Ellen Nellie Epps was the daughter of George Napoleon Epps. John Epps, Ellen Nellie Epps‘s uncle in law, was a famous homeopath, and James Epps, and another of Ellen Nellie Epps‘s uncle in law’s was the famous homeopathic chemist.
Edmund Gosse, poet and man of letters, was introduced to the Rossettis by William Bell Scott in 1870 (William Michael Rossetti, Roger W. Peattie (Ed.), Selected letters of William Michael Rossetti, (Pennsylvania State University Press, 1990). Page 333).
Ellen Elliott Epps was a school friend of William Bell Scott’s wife. William Bell Scott introduced the Epps family to William Michael Rossetti. Ellen Elliott Epps was the wife of John Epps (uncle and aunt in laws to Edmund and Ellen Nellie Epps Gosse).
Dr. F was later identified as Jesse Weldon Fell, an allopath who was one of the founders of the New York Academy of Medicine. Jesse Weldon Fell was dismissed from his profession for association with a Dr. Gilbert and his new cancer cure (L R Croft, Edmund Gosse and the “new and fantastic cure” for breast cancer. Med Hist. 1994 April; 38(2): 143–159, (Department of Biological Science, University of Salford, 1994). Page 149).
This debacle resulted in Jesse Weldon Fell moving to England. In England, the allopaths rapidly took up with Jesse Weldon Fell‘s cancer cure, incorporating it into The Middlesex Hospital where the allopaths experimented on the poor.
Jesse Weldon Fell‘s American associates remarked how startled they were that Jesse William Fell managed to work ‘some hocus pocus’ over the authorities at The Middlesex Hospital in order to gain access to their patients, ably abetted by The Times, which published an article extolling Jesse Weldon Fell‘s new cancer treatment, and of course The Lancet which praised the Consultants at The Middlesex Hospital for their initiative.
The resultant storm which descended on Jesse Weldon Fell‘s head as a result, caused The Lancet to turn a full circle in its attack, closely followed by the British Medical Journal. However, the staff at The Middlesex Hospital continued to defend Jesse Weldon Fell who rose to pre-eminence and fortune as a result.
Emily underwent this radical alternative treatment for breast cancer, and was brought to homeopath John Epps only at the end, so his homeopathic treatment eased her pain, but the end was by then inevitable and Emily infortunately died.

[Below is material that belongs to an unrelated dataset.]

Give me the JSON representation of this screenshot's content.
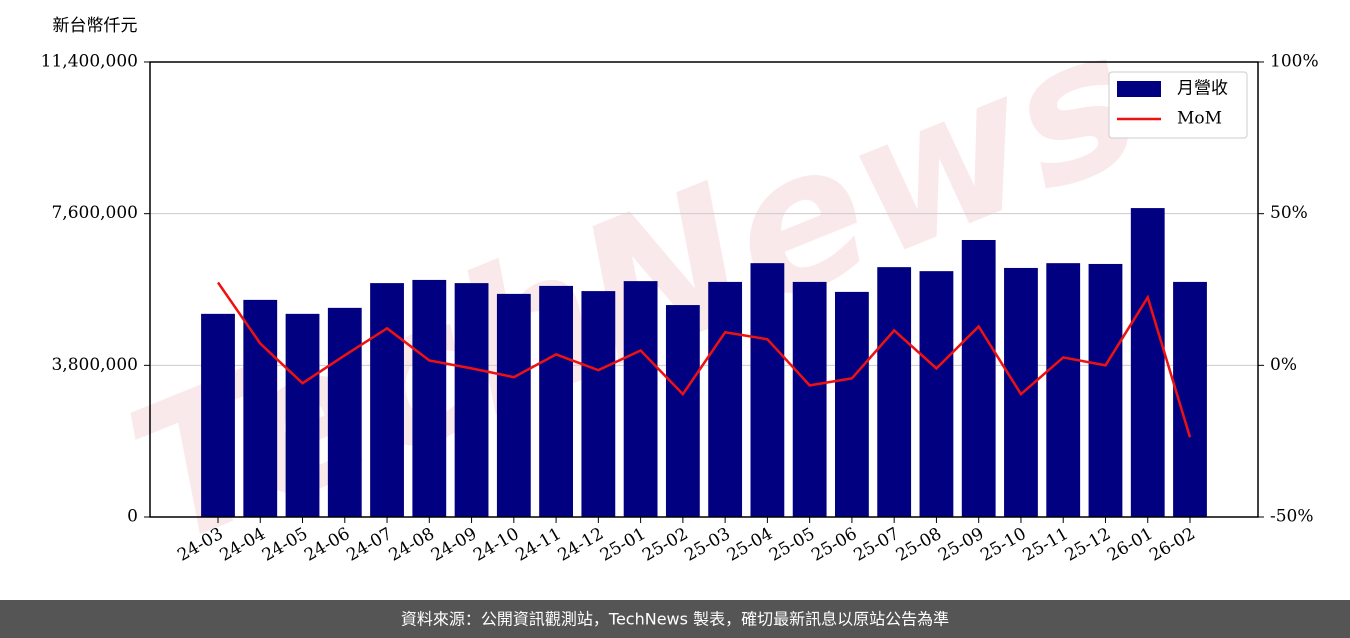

She is buried in Abney Park Cemetary in Stoke Newington.
Edmund Gosse and Robert Louis Balfour Stevenson first met while teenagers, and after 1879 when Robert Louis Balfour Stevenson came to London on occasion he would stay with Edmund Gosse and his family. Edmund Gosse became acquainted with the pre-Raphaelites and Algernon Charles Swinburne.

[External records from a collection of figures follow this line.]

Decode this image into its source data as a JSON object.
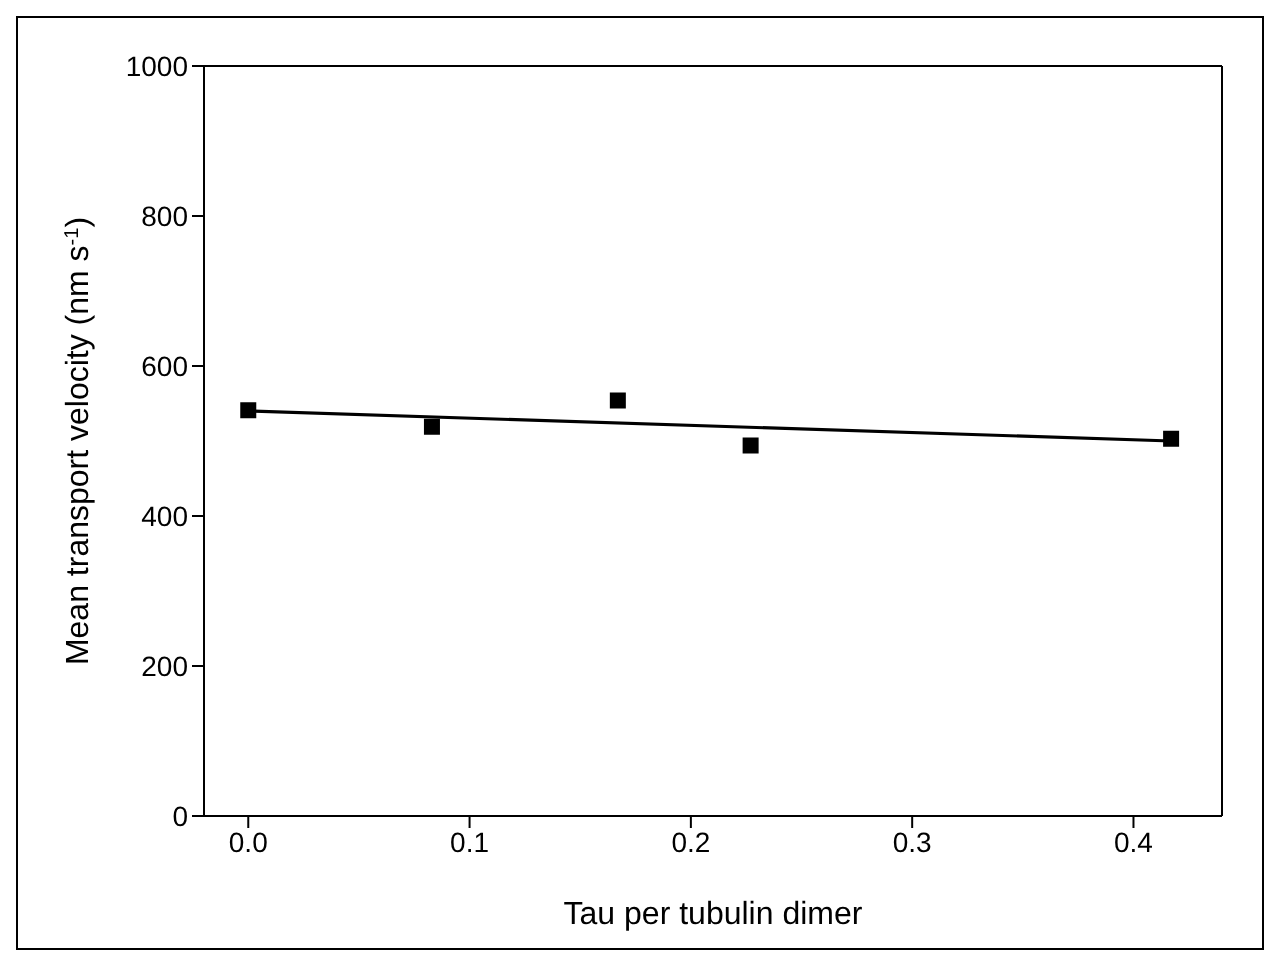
{
  "chart_data": {
    "type": "scatter",
    "xlabel": "Tau per tubulin dimer",
    "ylabel": "Mean transport velocity (nm s$^{-1}$)",
    "xlim": [
      -0.02,
      0.44
    ],
    "xticks": [
      {
        "value": 0,
        "label": "0.0"
      },
      0.1,
      0.2,
      0.3,
      0.4
    ],
    "ylim": [
      0,
      1000
    ],
    "yticks": [
      0,
      200,
      400,
      600,
      800,
      1000
    ],
    "marker": "square",
    "grid": false,
    "series": [
      {
        "color": "#000000",
        "x": [
          0,
          0.083,
          0.167,
          0.227,
          0.417
        ],
        "values": [
          541,
          519,
          554,
          494,
          503
        ]
      },
      {
        "type": "line",
        "marker": "none",
        "color": "#000000",
        "x": [
          0,
          0.417
        ],
        "values": [
          540,
          500
        ]
      }
    ]
  }
}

Edmund Gosse became, in the 1880s, one of the most important art critics dealing with sculpture (writing mainly for the Saturday Review) with an interest spurred on by his intimate friendship with the sculptor Hamo Thornycroft.
From 1904, Edmund Gosse was librarian of the House of Lords, where he exercised considerable influence. He wrote for the Sunday Times, and was an expert on Thomas Gray, William Congreve, John Donne, Jeremy Taylor, and Coventry Kersey Dighton Patmore.
Edmund Gosse can also take credit for introducing Ibsen‘s work to the British public. His most famous book is the autobiographical Father and Son, about his troubled relationship with his Plymouth Brethren father, Philip, which was dramatised for television by Dennis Potter…
In later life, Edmund Gosse became a formative influence on Siegfried Sassoon, whose mother was a friend of Gosse’s wife, Ellen Nellie Epps, and whose uncle, Hamo Thornycroft, was Edmund Gosse’s lifelong friend.
Edmund Gosse noticed the talent of Sarojini Devi. However, advised her to abjure ‘western feeling and imagery’ and instead adopt the Indian idiom. Sarojini Devi took that advice and thenceforth wrote on the variegated sights, sounds and smells of India… Sarojini Devi‘s son, Jaisoorya was a M.D. in allopathy but became a nationally renowned homeopath.
Philip Henry Gosse 1810 – 1888 was an English naturalist and popularizer of natural science, virtually the inventor of the sea-water aquarium, and a painstaking innovator in the study of marine biology.
Although a failure both financially and intellectually, it is the book by which he is best remembered. Philip Henry Gosse believed that he had discovered a theory that might neatly resolve the seeming contradiction in the age of the earth between the evidence of God’s Word and the evidence of His creation as expounded by such contemporary geologists as Charles Lyell…
In 1857, two years before the publication of Charles Darwin‘s, Origin of Species, Philip Henry Gosse published Omphalos: an Attempt to Untie the Geological Knot and thereby created what has been called the Omphalos hypothesis.